Thank you so much to everyone who has donated and supported our Listening to Protect campaign through December.
The funding you have provided is actively helping us better understand killer whale communication; we are currently tackling the detailed and collaborative process of analysing the massive amounts of data collected. We are meticulously sorting all the information we collected during our 2025 field season, coding vocalizations and behaviours, and aligning them by time to create a single, synchronized, multi modal data set. This process is allowing us to begin exploring patterns and relationships as we align overhead drone footage, underwater acoustic recordings, time-stamped field notes and behavioural observations. Thanks to your support, we are able to do this detailed analysis of our data from last season. Species as long-lived and complex as killer whales need long-term study and durable funding. Our next objective is to cover our 2026 field season aboard Achiever to continue to collect data and learn how to protect these vital communication systems.
What are we discovering?
One of our early focus areas for this project is communication between killer whale mothers and calves. Some of nature’s most devoted mothers, killer whales spend years and incur substantial costs raising their offspring, who will typically remain with them for their entire lives. However, they do occasionally separate from their calves, often leaving them in the care of older siblings or other close relatives. How do mothers and calves stay in contact when they aren’t physically together?
In this video, A123 (a five-year-old female) is separated from her mother (A50), travelling instead with her much-older sister A72 and A72’s two offspring. A few seconds in, A123 starts to break away from the group, swimming quickly and purposefully toward something out of frame. She slows down and is met by her mother, swimming directly toward her from the opposite direction.
Interestingly, A123 appears to begin nursing from her mother as soon as they reunite. As Northern Resident killer whales are generally thought to be weaned before four years of age, this is somewhat unusual and could indicate that age at weaning is more variable than previously thought.

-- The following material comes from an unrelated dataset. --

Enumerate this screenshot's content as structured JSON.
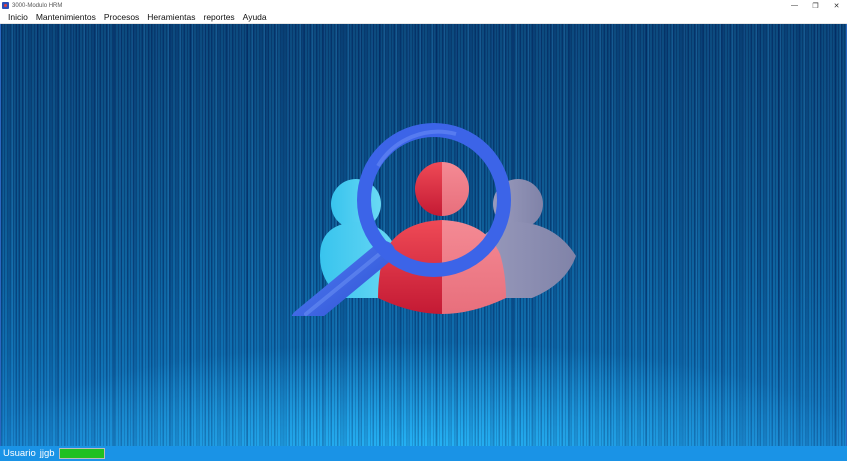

In the Listening to Protect project, we pair video footage such as this one with concurrent audio recordings to understand how killer whales use sound across different social contexts. Reunions between mother-calf pairs, like A50 and A123 finding each other again after a period of separation, are just one example of the many communication functions we aim to explore further.1
We have an updated ambitious goal that will make it possible for our team to continue this work in 2026 and beyond, and you can help. By truly listening, we can understand them in ways never before possible.
This is how we can better advocate for them. This is how we listen to protect them.
Notes and references
- In March of 2026, Listening to Protect entered phase two and became Give Killer Whales a Voice.